Sanskritization followed when a caste improves its secular status either by gaining land/wealth/political power. This in turn was followed by adoption of culture and rituals of locally dominant castes. Sanskritic lifestyle was adopted to claim a high social success. The sanskritization, depended on group acceptance which would be the village communities including Brahmins.
On other hand, Westernization was mobility outside the Caste System. It was an attempt to gain high secular status and not high ritual status, by adopting modern education, western lifestyle. Westernization was more common to Dwija Castes—Sanskritization was more common in middle rung castes.
Various policies followed by British and Independent India, which are justified on humanitarian grounds, have given a new lease of life to Caste. They have strengthened caste identities.
In pre British India, political system was characterized by clear territorial cleavages. This put a limit on horizontal extensions of caste relations because political frontiers determined the effective social space for each caste living within them.
But, starting with British rule, political barriers broke down. And horizontal ties have expanded because of expansion of political boundaries. And, because of increase in transport and communication, media etc. there is expansion of vertical to horizontal relations. Over the time, caste has expanded its vast area. Regional ties also came to existence.
In post-independent India, caste has found new fields of activity while its traditional roles have declined, it has acquired new functions. For example: political function as a basis of political mobilization. Power activities of caste have increased in proportion, as political power passed to people with coming of democracy. Also, caste has become a basis of reform. So, we see emergence of many movement under influence of west.
- M.N. Srinivas rejected cultural perspective of caste, especially propounded by Louis Dumont but many sociologists believe that caste is a cultural particularistic phenomena but M.N. Srinivas did not accept this
- M.N. Srinivas presents only the harmonious and interdependent aspect of the caste system whereas caste is a competitive and phenomena of dominance over each other (William Rowe, Owen Lynch, R.E. Schermerhorn, F.G. Bailey etc.)
- His caste perspective present caste system as a very static and functional system and some way he tries to justify this phenomena.
- M.N. Srinivas neglects the political factor behind the dominance of one caste over the other.
- His theory/perspective cannot be applied on other parts of India because of its inherent diversity.

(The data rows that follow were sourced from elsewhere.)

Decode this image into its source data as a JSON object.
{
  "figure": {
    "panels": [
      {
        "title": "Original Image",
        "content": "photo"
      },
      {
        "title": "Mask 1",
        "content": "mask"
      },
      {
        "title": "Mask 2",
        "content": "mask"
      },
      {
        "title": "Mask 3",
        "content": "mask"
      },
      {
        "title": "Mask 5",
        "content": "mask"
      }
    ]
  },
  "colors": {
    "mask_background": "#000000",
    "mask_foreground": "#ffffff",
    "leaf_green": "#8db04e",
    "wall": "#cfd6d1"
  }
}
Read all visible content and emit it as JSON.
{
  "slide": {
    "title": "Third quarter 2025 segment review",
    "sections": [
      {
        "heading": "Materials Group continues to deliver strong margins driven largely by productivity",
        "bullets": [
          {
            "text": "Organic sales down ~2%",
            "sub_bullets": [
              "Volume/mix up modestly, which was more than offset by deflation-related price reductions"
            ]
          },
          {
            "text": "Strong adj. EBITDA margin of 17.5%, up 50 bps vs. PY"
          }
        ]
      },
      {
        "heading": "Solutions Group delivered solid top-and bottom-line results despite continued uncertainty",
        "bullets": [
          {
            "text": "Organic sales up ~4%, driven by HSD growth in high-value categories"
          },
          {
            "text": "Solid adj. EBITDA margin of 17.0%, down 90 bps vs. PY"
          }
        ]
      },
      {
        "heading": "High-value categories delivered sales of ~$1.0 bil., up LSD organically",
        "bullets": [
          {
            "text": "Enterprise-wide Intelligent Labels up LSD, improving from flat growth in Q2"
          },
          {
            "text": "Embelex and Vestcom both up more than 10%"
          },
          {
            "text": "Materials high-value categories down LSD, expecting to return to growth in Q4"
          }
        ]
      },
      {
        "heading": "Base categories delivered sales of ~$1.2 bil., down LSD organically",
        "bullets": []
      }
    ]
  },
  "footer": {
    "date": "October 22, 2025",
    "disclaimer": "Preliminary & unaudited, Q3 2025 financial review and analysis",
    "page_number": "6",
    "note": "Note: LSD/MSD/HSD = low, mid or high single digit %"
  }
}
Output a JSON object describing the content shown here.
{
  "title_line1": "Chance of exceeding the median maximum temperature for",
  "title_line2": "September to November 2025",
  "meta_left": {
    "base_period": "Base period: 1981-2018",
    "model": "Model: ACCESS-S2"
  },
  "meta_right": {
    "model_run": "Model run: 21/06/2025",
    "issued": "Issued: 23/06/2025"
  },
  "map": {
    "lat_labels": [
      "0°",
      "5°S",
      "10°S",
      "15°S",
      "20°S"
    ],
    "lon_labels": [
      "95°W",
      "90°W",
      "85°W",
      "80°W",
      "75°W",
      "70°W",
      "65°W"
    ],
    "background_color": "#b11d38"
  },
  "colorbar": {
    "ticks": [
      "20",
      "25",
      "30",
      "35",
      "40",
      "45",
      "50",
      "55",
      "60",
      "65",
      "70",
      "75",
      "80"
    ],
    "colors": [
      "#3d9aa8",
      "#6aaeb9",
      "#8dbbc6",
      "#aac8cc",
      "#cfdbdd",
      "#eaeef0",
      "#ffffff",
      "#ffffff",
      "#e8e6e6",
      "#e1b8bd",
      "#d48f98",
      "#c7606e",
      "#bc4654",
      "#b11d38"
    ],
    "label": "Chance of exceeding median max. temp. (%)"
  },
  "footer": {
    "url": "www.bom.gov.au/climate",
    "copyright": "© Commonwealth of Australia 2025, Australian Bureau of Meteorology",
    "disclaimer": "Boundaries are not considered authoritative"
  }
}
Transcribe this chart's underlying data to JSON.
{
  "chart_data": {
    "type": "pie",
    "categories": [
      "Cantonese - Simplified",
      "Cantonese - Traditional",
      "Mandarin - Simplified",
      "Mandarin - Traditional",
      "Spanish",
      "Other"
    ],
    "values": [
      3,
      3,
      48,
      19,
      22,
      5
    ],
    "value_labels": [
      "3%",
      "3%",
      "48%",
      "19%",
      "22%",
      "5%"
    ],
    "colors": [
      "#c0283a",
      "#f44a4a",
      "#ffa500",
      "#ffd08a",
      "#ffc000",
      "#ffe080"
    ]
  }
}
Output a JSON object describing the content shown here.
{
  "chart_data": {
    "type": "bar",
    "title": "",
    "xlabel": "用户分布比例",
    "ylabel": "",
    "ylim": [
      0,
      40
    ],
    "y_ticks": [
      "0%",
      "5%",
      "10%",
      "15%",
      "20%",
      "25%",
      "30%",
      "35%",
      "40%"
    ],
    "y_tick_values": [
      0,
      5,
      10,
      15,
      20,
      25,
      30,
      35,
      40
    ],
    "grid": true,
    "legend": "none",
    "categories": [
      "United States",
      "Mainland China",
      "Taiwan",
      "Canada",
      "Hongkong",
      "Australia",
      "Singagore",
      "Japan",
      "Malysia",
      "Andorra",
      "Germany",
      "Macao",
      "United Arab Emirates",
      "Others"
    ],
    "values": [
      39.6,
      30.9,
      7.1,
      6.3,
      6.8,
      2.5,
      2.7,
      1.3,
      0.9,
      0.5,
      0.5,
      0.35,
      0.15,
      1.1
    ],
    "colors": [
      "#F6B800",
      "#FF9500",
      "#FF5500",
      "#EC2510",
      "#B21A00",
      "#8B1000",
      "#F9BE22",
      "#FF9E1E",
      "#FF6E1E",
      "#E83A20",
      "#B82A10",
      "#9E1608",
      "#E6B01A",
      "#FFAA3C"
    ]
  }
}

M.N. Srinivas is a pioneer sociologist in Indian sociology. His perspective is popularly known as Structural Functional perspective of caste system in which he tried to explain caste system as a harmonious and interdependent institution. Though he has ignored the competitive and conflictist aspect of the caste system but his perspective has benefitted Indian sociology in two ways. First, he initiated field studies, second, he tried to explain Caste System as one of the institutions of Indian Society and not as society in itself.
M.N. Srinivas also tried to explain that Caste System is not a unique system rather the basic nature of it is social stratification which is universally found. For example, Jajmani system is a form of barter system but in his perspective he tried to ignore the uniqueness of Caste System which is still criticized. Overall, his perspective is the most important and representative perspective of Caste System through Structural Functionalist view in Indian Sociology.